HDP'nin 1915 olaylarıyla ilgili açıklamasına da tepki gösteren Ağıralioğlu, Türk milletine mensup olmanın asgari sorumluluğunun, memleketin, milletin dostlarıyla dost, düşmanlarıyla düşman olmak olduğunu vurguladı.

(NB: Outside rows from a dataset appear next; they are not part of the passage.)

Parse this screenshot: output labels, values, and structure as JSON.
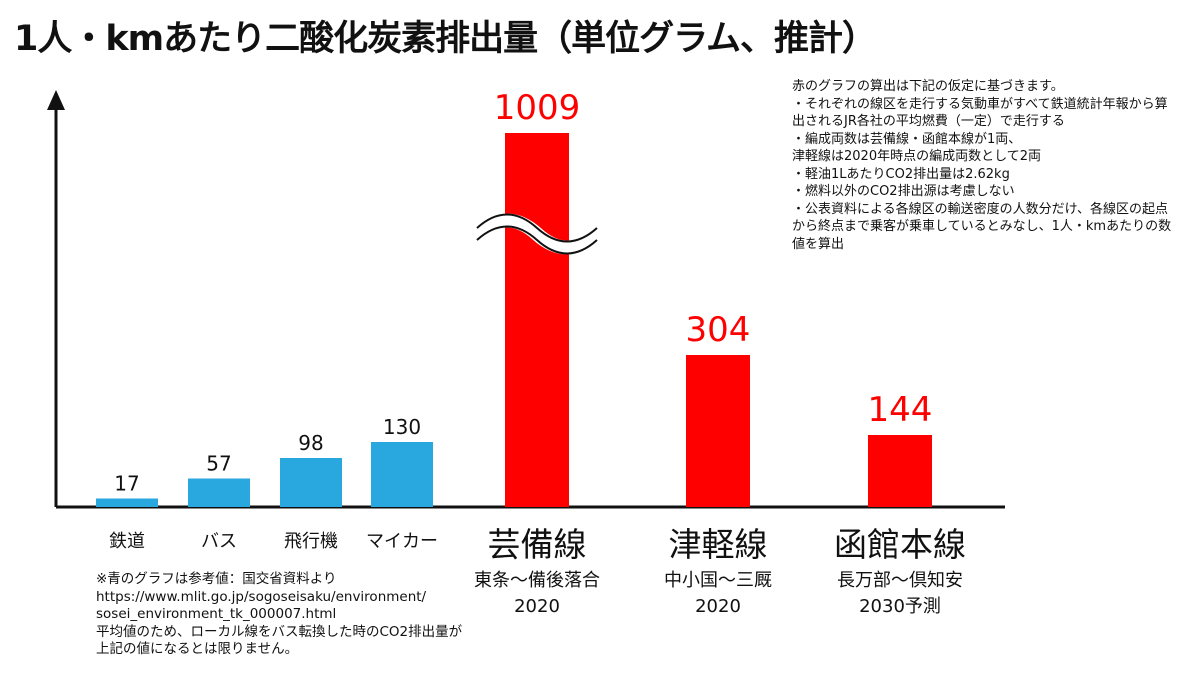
{
  "title": "1人・kmあたり二酸化炭素排出量（単位グラム、推計）",
  "colors": {
    "reference": "#29a8e0",
    "estimate": "#ff0000",
    "axis": "#111111"
  },
  "chart_data": {
    "type": "bar",
    "title": "1人・kmあたり二酸化炭素排出量（単位グラム、推計）",
    "unit": "g-CO2/人・km",
    "categories": [
      "鉄道",
      "バス",
      "飛行機",
      "マイカー",
      "芸備線",
      "津軽線",
      "函館本線"
    ],
    "values": [
      17,
      57,
      98,
      130,
      1009,
      304,
      144
    ],
    "value_labels": [
      "17",
      "57",
      "98",
      "130",
      "1009",
      "304",
      "144"
    ],
    "groups": [
      "reference",
      "reference",
      "reference",
      "reference",
      "estimate",
      "estimate",
      "estimate"
    ],
    "sublabels": [
      "",
      "",
      "",
      "",
      "東条〜備後落合\n2020",
      "中小国〜三厩\n2020",
      "長万部〜倶知安\n2030予測"
    ],
    "axis_break_on": "芸備線",
    "ylim": [
      0,
      450
    ],
    "xlabel": "",
    "ylabel": "",
    "grid": false,
    "legend": "none"
  },
  "notes": {
    "assumptions": "赤のグラフの算出は下記の仮定に基づきます。\n・それぞれの線区を走行する気動車がすべて鉄道統計年報から算出されるJR各社の平均燃費（一定）で走行する\n・編成両数は芸備線・函館本線が1両、\n津軽線は2020年時点の編成両数として2両\n・軽油1LあたりCO2排出量は2.62kg\n・燃料以外のCO2排出源は考慮しない\n・公表資料による各線区の輸送密度の人数分だけ、各線区の起点から終点まで乗客が乗車しているとみなし、1人・kmあたりの数値を算出",
    "reference": "※青のグラフは参考値：国交省資料より\nhttps://www.mlit.go.jp/sogoseisaku/environment/\nsosei_environment_tk_000007.html\n平均値のため、ローカル線をバス転換した時のCO2排出量が\n上記の値になるとは限りません。"
  }
}
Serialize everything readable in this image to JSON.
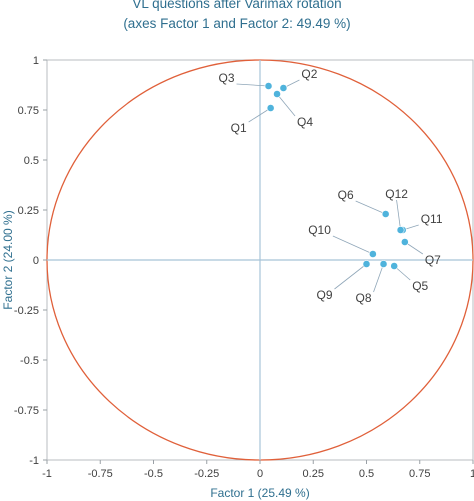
{
  "chart_data": {
    "type": "scatter",
    "title": "VL questions  after Varimax rotation",
    "subtitle": "(axes Factor 1 and Factor 2: 49.49 %)",
    "xlabel": "Factor 1 (25.49 %)",
    "ylabel": "Factor 2 (24.00 %)",
    "xlim": [
      -1,
      1
    ],
    "ylim": [
      -1,
      1
    ],
    "xticks": [
      "-1",
      "-0.75",
      "-0.5",
      "-0.25",
      "0",
      "0.25",
      "0.5",
      "0.75",
      "1"
    ],
    "yticks": [
      "-1",
      "-0.75",
      "-0.5",
      "-0.25",
      "0",
      "0.25",
      "0.5",
      "0.75",
      "1"
    ],
    "grid": false,
    "circle": {
      "radius": 1
    },
    "points": [
      {
        "label": "Q1",
        "x": 0.05,
        "y": 0.76
      },
      {
        "label": "Q2",
        "x": 0.11,
        "y": 0.86
      },
      {
        "label": "Q3",
        "x": 0.04,
        "y": 0.87
      },
      {
        "label": "Q4",
        "x": 0.08,
        "y": 0.83
      },
      {
        "label": "Q5",
        "x": 0.63,
        "y": -0.03
      },
      {
        "label": "Q6",
        "x": 0.59,
        "y": 0.23
      },
      {
        "label": "Q7",
        "x": 0.68,
        "y": 0.09
      },
      {
        "label": "Q8",
        "x": 0.58,
        "y": -0.02
      },
      {
        "label": "Q9",
        "x": 0.5,
        "y": -0.02
      },
      {
        "label": "Q10",
        "x": 0.53,
        "y": 0.03
      },
      {
        "label": "Q11",
        "x": 0.67,
        "y": 0.15
      },
      {
        "label": "Q12",
        "x": 0.66,
        "y": 0.15
      }
    ],
    "colors": {
      "points": "#4fb3dc",
      "circle": "#e0603a",
      "axes": "#a8c4d8",
      "title": "#2f6f8f"
    }
  }
}
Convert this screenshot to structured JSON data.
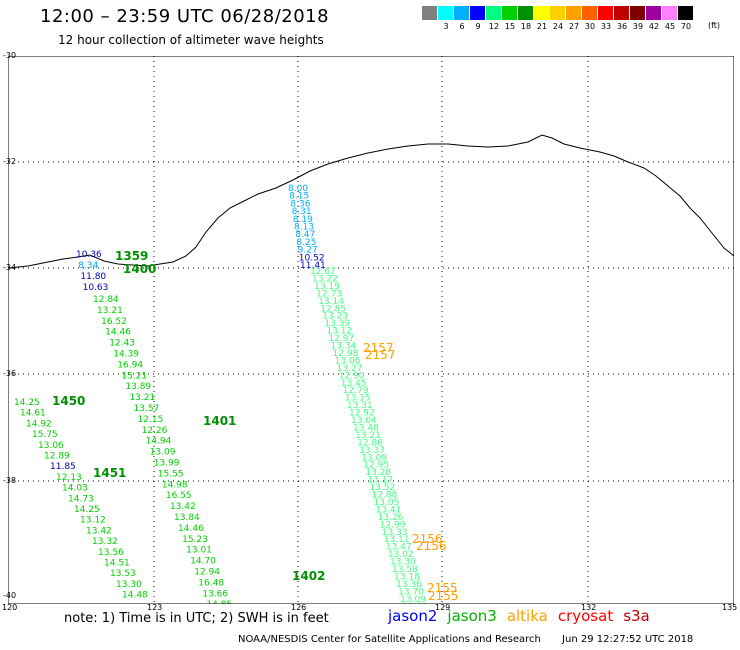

Ağıralioğlu, HDP'nin sadece PKK'yla değil devlet, millet düşmanlarıyla da mesafe sorunu olduğunu ifade ederek, şunları kaydetti:
"HDP'nin problemi sadece teröre mesafesizlik, PKK gölgesinde siyaset yapmak değildir; HDP, Türk devletinin, Türk milletinin bütün düşmanlarıyla iş yapmayı kendisi için meşru gören bir şebekeye, suç işleme organizasyonuna dönmüştür. HDP, Türk siyasetinin meşru aktörü olma fırsatı kendisine sunulduğu halde bu fırsatı devamlı devlet, millet düşmanlarıyla kullanıp Türkiye'ye değil, Türk devletinin düşmanlarıyla beraber olmayı tercih etmiş bir organizasyondur.
Ortaklığımızın, beraberliğimizin, birliğimizin, bir millet olmamızın isimlerini taşıyorsunuz. Bir arada yaşadığımızın, bin yıldır bir arada olduğumuzun isimleridir isimlerimiz. Emine, Hasip, Murat, Fatih, Selahattin ismini taşıyorsunuz. Bu isimlerimizin hepsi Türklüğün bu topraklarda mayalamış olduğu bin yıllık hakikatin isimleri. Bu isimlerle milletinize kardeş olmanız, isimlerinizin size sorumluluk olarak yüklediği beraber yaşayama ahlakını taşımanız gerekirken siz, Taşnakçıların bu memlekette yaşattığı acıların arkasına sığınıp, milletinize parmak sallamayı seviyorsunuz."
İYİ Partili Ağıralioğlu, Türk devletine, Türk milletine "soykırım yaptı" diyecek olanlara Emine, Fatih, Murat, Selahattin, Hasip isimlerinin değil, Van'da katliam yapan Taşnakçıların isminin yakışacağını söyledi.
Ağıralioğlu, "Bu memlekette bir yüzleşmeden bahsedecekseniz önce PKK'yla, PKK denilen alçak organizasyonun arkasında, bin yıllık beraberliğimize pusu kuran istihbarat organizasyonlarıyla yüzleşeceksiniz." diye seslendi.
KKTC'nin, eşit, egemen bir devlet olarak milletlerarası sahnede yerini alması gerektiğine işaret eden Ağıralioğlu, "Federasyon taleplerine kulaklarımız kapalı. Türk tarafını orada azınlığa dönüştürecek her teklifin hem garantör ülke olarak Türkiye tarafında hem de KKTC'de hiçbir karşılığı yoktur." ifadesini kullandı.
Alkol yasağı tartışmaları ve yapılan açıklamalara ilişkin bir soruyu yanıtlarken Ağıralioğlu, hükümetin bu süreci doğru yönetmesi gerektiğini, Türkiye'de yasaklarla yürünecek bir yol olmadığını söyledi.